How This Book Can Help You
Iowa's medical culture, centered on the University of Iowa Hospitals and Clinics—the largest university-owned teaching hospital in America—is characterized by the kind of dedicated, unpretentious physicians who populate Physicians' Untold Stories. The state's rural physicians, who often serve as the sole doctor for entire communities, develop the deep patient relationships that make encountering the unexplainable particularly profound. Dr. Kolbaba's Midwestern practice sensibility mirrors that of Iowa's medical community, where physicians carry both scientific training and the practical humility that comes from serving communities where faith, family, and farming shape every aspect of life, including how people experience illness, healing, and death.

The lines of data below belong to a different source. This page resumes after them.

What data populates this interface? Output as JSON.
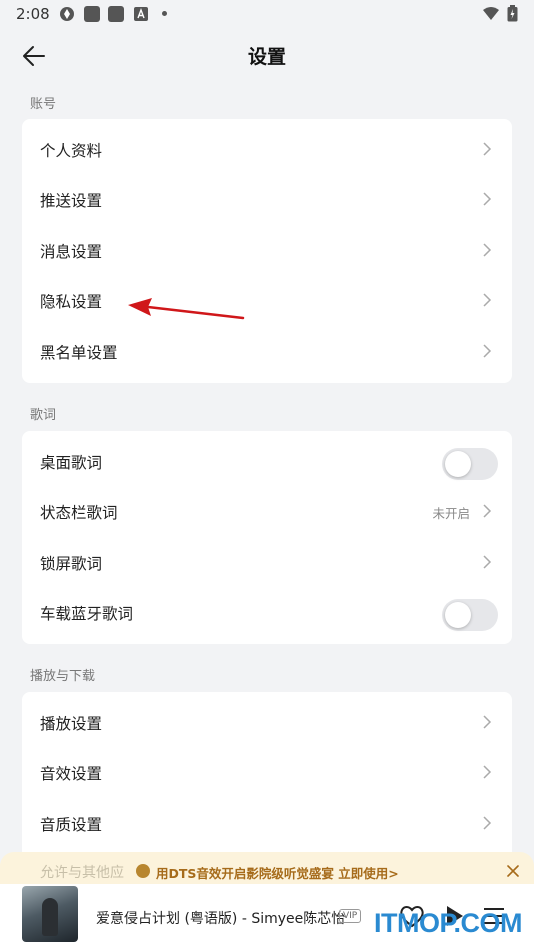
{
  "status_bar": {
    "time": "2:08"
  },
  "header": {
    "title": "设置"
  },
  "sections": [
    {
      "label": "账号",
      "items": [
        {
          "label": "个人资料"
        },
        {
          "label": "推送设置"
        },
        {
          "label": "消息设置"
        },
        {
          "label": "隐私设置"
        },
        {
          "label": "黑名单设置"
        }
      ]
    },
    {
      "label": "歌词",
      "items": [
        {
          "label": "桌面歌词",
          "toggle": false
        },
        {
          "label": "状态栏歌词",
          "value": "未开启"
        },
        {
          "label": "锁屏歌词"
        },
        {
          "label": "车载蓝牙歌词",
          "toggle": false
        }
      ]
    },
    {
      "label": "播放与下载",
      "items": [
        {
          "label": "播放设置"
        },
        {
          "label": "音效设置"
        },
        {
          "label": "音质设置"
        },
        {
          "label": "允许与其他应"
        }
      ]
    }
  ],
  "promo": {
    "text": "用DTS音效开启影院级听觉盛宴 立即使用>"
  },
  "player": {
    "song": "爱意侵占计划 (粤语版) - Simyee陈芯怡",
    "badge": "VIP"
  },
  "watermark": "ITMOP.COM",
  "colors": {
    "accent": "#2a8ad1",
    "annotation_arrow": "#d0171a",
    "promo_text": "#a66b1a",
    "background": "#f2f3f5"
  }
}
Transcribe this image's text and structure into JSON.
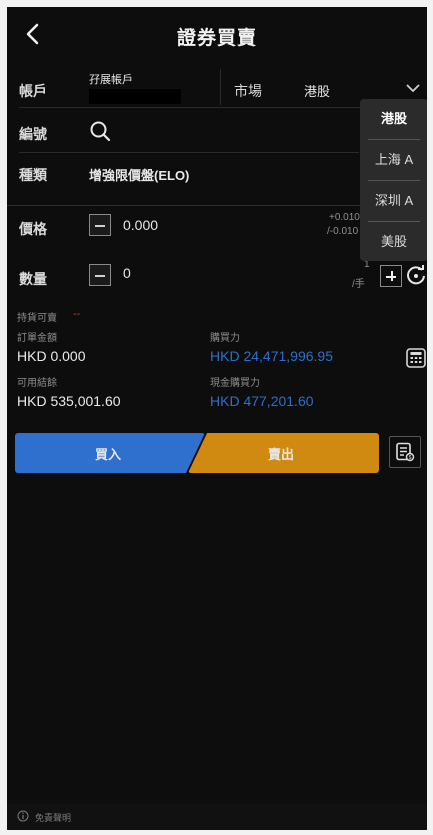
{
  "header": {
    "title": "證券買賣"
  },
  "account": {
    "label": "帳戶",
    "value": "孖展帳戶"
  },
  "market": {
    "label": "市場",
    "value": "港股"
  },
  "stock_code": {
    "label": "編號"
  },
  "order_type": {
    "label": "種類",
    "value": "增強限價盤(ELO)"
  },
  "price": {
    "label": "價格",
    "value": "0.000",
    "range_top": "+0.010",
    "range_bottom": "/-0.010"
  },
  "quantity": {
    "label": "數量",
    "value": "0",
    "lot_top": "1",
    "lot_unit": "/手"
  },
  "market_dropdown": {
    "options": [
      {
        "label": "港股",
        "selected": true
      },
      {
        "label": "上海 A",
        "selected": false
      },
      {
        "label": "深圳 A",
        "selected": false
      },
      {
        "label": "美股",
        "selected": false
      }
    ]
  },
  "holdings": {
    "label": "持貨可賣",
    "value": "--"
  },
  "order_amount": {
    "label": "訂單金額",
    "value": "HKD 0.000"
  },
  "buying_power": {
    "label": "購買力",
    "value": "HKD 24,471,996.95"
  },
  "available_balance": {
    "label": "可用結餘",
    "value": "HKD 535,001.60"
  },
  "cash_buying_power": {
    "label": "現金購買力",
    "value": "HKD 477,201.60"
  },
  "actions": {
    "buy_label": "買入",
    "sell_label": "賣出"
  },
  "footer": {
    "disclaimer": "免責聲明"
  },
  "colors": {
    "buy": "#2f6fce",
    "sell": "#d08a12",
    "accent_value": "#2f6fc7",
    "background": "#0d0d0d"
  },
  "icons": [
    "back-arrow-icon",
    "chevron-down-icon",
    "search-icon",
    "minus-icon",
    "plus-icon",
    "refresh-icon",
    "calculator-icon",
    "order-list-icon",
    "info-icon"
  ]
}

For Midwest physicians near Dubuque, Iowa who've maintained a private practice of prayer—before surgeries, during codes, at deathbeds—this book legitimizes what they've always done in secret. The separation of faith and medicine that professional culture demands is, for many heartland doctors, a performed atheism that doesn't match their inner life. This book says what they've been thinking: the sacred is present in the clinical, whether we acknowledge it or not.


About the Author
Dr. Scott J. Kolbaba, MD is an internist at Northwestern Medicine. Mayo Clinic trained, he spent three years interviewing 200+ physicians about their most extraordinary experiences.